Thousands of doses of the new Moderna vaccine to protect against Covid-19 will arrive at Greater Manchester's mass vaccination centre next week, health bosses say.
Chiefs have revealed that 5,000 doses of the vaccine will be delivered to the National Tennis Centre at the Etihad Campus in east Manchester.
The vaccine was approved for use in January and the first UK dose administered in Wales on Wednesday, but it is yet to be used in England or Scotland.
The Moderna jab will be the third vaccine offered in the UK, joining the Pfizer-BioNTech and the Oxford/AstraZeneca vaccines.
It comes as it was announced today that under-30s are to be offered an alternative Covid jab to the AstraZeneca vaccine due to evidence linking it to rare blood clots.
However the side-effects are extremely rare and the vaccine’s effectiveness was proven, the Medicines and Healthcare products Regulatory Agency (MHRA) said.
The American-made Moderna vaccine is a two-dose jab given at an interval of between four and 12 weeks.
Similarly to the Pfizer vaccine, it must be kept in sub-zero temperatures for shipping – at minus 20 degrees – and consequently may be distributed from larger centres with the capacity to store it.
A meeting of Tameside’s primary care committee on Wednesday was told that initially it appeared the first doses of the third vaccine would be going to bigger sites.
Director of commissioning Jessica Williams said: “At the moment it looks like the first Moderna coming in is going to be going to the mass vaccination sites.
“So we know in Greater Manchester there is 5,000 due at the mass vaccination site next week. What we don’t know is the detail of why that is.
“We do know there has been 30 million procured for the country so it’s unlikely that it will just stay in mass vaccination sites, it will come out to the local PCN (primary care network) sites, but until we get that patient group directive it’s quite difficult to see what implications there might be in how we distribute it.”
Ms Williams also told the committee that an ongoing shortfall of AstraZeneca doses which health chiefs had been told would be rectified by a ‘considerable amount’ of new vaccines ‘had not come to fruition’ this month.
“There is a significant reduction in the AstraZeneca vaccine for first doses in April, however this is anticipated to gear up again,” she said.
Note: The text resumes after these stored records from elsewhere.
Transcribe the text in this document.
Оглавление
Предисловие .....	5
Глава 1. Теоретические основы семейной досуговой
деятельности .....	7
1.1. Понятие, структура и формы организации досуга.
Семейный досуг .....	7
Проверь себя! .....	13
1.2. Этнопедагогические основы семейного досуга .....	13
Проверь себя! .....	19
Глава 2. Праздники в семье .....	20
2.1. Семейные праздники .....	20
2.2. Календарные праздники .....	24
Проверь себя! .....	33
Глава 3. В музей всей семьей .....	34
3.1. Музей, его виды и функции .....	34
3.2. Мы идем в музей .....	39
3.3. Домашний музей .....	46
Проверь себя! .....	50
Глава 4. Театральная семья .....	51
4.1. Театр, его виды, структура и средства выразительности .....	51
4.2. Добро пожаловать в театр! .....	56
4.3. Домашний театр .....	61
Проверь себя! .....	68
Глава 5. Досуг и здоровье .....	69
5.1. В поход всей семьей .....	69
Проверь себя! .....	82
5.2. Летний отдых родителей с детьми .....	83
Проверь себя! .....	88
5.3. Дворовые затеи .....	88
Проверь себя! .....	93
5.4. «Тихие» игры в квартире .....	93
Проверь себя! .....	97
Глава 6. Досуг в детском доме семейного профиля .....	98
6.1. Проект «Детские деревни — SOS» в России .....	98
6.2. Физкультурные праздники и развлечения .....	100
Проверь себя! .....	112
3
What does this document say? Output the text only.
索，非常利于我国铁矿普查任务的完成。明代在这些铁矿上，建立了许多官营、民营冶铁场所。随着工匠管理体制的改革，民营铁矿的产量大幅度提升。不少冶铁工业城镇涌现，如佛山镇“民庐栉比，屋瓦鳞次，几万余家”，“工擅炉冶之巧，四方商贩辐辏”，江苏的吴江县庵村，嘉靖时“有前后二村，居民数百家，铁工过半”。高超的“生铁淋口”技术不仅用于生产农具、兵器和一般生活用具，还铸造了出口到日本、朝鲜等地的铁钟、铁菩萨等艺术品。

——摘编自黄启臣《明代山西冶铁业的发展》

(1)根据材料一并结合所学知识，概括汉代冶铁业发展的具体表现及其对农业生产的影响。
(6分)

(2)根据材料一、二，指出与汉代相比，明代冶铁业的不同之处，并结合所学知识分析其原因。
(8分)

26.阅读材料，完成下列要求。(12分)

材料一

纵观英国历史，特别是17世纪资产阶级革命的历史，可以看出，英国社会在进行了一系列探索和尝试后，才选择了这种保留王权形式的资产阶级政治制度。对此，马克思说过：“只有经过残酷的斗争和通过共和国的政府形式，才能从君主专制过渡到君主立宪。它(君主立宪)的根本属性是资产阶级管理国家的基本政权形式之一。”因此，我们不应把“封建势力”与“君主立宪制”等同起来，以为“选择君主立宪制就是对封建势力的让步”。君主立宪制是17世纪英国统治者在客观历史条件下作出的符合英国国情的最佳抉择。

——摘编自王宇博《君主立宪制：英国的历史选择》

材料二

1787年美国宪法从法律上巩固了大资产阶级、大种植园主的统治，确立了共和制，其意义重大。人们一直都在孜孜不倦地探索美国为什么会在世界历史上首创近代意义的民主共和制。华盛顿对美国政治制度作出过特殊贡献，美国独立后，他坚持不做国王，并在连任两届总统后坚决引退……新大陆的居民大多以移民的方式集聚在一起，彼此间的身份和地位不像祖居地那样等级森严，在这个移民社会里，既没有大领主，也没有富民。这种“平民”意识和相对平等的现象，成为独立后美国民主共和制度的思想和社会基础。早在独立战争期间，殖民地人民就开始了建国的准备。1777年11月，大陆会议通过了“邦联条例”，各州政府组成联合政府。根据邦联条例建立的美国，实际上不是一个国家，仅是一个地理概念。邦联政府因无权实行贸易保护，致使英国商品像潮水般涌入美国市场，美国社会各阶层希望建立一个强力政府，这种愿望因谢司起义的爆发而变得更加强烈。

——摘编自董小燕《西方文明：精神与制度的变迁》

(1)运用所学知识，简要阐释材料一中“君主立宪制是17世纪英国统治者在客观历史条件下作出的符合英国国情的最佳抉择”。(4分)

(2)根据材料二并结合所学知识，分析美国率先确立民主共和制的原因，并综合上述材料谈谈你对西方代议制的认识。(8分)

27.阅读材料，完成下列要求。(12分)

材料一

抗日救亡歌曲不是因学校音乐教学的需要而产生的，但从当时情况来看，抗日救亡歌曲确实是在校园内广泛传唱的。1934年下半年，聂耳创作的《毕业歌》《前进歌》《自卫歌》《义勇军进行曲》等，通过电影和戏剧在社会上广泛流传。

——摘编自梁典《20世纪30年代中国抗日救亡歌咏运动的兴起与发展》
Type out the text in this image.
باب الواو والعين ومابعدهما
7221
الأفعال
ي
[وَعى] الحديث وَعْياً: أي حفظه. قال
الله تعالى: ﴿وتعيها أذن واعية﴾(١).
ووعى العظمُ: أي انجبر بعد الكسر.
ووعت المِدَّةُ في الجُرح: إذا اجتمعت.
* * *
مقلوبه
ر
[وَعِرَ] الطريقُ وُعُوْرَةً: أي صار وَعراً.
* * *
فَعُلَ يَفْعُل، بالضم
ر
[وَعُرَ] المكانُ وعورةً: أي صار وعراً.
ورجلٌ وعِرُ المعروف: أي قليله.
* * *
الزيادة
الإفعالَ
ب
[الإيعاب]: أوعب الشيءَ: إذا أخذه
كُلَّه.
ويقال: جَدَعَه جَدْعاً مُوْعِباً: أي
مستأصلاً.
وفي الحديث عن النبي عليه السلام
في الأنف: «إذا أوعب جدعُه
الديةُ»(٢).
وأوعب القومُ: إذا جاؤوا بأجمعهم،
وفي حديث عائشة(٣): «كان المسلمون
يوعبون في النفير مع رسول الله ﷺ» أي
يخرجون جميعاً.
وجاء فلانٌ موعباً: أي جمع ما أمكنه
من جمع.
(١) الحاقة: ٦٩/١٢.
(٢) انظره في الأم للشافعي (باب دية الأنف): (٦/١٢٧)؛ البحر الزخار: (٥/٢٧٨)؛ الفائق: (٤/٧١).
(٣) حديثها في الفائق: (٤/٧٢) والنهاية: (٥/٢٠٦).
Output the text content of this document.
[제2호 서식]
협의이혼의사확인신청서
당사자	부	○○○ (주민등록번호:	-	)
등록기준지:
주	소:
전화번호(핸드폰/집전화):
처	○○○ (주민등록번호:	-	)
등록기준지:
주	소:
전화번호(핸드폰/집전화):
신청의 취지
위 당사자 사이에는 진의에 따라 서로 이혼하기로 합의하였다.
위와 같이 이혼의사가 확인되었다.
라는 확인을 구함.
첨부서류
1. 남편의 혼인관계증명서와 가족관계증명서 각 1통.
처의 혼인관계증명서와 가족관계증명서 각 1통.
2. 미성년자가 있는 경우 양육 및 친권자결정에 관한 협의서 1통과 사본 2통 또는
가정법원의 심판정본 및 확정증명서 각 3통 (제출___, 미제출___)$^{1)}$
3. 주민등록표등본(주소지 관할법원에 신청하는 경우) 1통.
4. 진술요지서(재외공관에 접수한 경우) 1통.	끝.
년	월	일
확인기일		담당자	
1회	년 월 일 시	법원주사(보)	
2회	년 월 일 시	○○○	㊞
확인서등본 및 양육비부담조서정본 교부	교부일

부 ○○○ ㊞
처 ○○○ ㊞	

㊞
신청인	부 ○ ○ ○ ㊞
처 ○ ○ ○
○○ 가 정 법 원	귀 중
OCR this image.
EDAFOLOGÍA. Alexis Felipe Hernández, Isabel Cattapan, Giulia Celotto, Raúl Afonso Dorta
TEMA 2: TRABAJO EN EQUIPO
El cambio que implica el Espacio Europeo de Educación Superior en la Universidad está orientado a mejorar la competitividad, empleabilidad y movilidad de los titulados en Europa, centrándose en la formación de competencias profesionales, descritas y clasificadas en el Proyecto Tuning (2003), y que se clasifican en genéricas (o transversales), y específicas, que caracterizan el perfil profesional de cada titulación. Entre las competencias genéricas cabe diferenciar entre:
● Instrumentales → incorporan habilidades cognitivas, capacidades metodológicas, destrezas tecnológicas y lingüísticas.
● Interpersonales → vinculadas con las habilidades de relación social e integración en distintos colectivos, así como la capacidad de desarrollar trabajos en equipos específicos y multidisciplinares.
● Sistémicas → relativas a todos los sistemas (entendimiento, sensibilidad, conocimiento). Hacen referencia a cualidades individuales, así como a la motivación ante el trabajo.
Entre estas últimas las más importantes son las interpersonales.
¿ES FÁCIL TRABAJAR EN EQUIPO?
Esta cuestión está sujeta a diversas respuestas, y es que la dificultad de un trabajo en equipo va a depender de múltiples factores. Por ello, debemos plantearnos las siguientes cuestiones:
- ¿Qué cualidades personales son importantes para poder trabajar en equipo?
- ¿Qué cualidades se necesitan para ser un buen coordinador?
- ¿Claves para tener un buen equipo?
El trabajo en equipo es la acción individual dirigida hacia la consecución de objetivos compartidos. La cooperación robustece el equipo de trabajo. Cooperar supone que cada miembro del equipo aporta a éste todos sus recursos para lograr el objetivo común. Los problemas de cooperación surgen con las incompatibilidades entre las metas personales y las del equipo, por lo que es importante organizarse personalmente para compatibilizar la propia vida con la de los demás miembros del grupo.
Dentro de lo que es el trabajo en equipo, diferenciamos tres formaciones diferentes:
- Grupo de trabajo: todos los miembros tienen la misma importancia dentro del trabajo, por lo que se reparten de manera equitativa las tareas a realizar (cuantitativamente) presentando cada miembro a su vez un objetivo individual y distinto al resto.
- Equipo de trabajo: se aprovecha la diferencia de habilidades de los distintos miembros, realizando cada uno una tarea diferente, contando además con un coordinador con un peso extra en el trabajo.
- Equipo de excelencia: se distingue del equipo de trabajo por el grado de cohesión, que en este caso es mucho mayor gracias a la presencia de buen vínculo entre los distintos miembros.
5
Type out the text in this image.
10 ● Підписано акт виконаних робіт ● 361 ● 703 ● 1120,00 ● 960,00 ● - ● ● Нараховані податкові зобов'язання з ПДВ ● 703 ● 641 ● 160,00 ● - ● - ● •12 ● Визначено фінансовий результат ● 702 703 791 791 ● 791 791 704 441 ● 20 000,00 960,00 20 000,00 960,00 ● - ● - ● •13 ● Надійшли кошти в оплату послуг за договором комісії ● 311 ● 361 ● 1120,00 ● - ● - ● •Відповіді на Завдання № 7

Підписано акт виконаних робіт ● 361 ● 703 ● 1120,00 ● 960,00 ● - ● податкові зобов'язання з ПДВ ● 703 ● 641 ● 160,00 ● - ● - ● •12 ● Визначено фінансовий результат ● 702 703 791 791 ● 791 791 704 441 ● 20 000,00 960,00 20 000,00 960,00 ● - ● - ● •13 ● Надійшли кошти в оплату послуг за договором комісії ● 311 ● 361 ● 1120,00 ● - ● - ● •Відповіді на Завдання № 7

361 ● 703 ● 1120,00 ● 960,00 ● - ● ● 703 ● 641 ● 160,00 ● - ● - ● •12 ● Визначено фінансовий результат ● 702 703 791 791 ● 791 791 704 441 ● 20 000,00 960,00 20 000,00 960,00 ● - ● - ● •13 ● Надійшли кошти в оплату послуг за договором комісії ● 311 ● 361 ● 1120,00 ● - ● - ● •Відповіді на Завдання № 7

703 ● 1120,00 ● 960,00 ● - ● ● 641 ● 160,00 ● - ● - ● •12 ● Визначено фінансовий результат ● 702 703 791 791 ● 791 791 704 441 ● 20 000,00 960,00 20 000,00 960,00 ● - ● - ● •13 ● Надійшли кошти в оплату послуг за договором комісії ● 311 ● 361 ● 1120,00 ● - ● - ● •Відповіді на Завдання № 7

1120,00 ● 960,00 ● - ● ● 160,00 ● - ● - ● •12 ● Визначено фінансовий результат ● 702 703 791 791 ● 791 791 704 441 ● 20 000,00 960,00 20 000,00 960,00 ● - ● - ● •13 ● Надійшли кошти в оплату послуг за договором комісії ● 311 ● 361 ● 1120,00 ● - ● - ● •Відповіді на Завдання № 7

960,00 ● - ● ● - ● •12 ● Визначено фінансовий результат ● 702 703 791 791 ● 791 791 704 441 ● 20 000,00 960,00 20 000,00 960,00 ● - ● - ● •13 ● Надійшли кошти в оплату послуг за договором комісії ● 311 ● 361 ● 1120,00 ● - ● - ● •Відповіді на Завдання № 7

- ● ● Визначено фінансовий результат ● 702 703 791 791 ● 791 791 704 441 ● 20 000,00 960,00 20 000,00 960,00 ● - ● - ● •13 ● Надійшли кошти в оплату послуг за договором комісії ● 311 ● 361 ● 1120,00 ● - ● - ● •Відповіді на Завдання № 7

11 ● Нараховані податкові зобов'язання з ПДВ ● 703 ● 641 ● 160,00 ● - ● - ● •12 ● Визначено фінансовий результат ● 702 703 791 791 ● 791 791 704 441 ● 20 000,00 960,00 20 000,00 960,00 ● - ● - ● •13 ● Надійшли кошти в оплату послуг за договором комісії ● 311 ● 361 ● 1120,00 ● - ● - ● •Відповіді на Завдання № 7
“First doses will gear up again from the beginning of May, although that may not be AstraZeneca it may be the Moderna vaccine which has now started in Wales.
“That is expected to be rolled out in England over the course of the next few weeks.
“We are also anticipating from the beginning of May an influx of Pfizer again for first doses as well.”
Health Secretary Matt Hancock had said he was delighted the UK rollout of the Moderna vaccine was starting.
“The UK government has secured vaccines on behalf of the entire nation and the vaccination programme has shown our country working together at its best,” he said.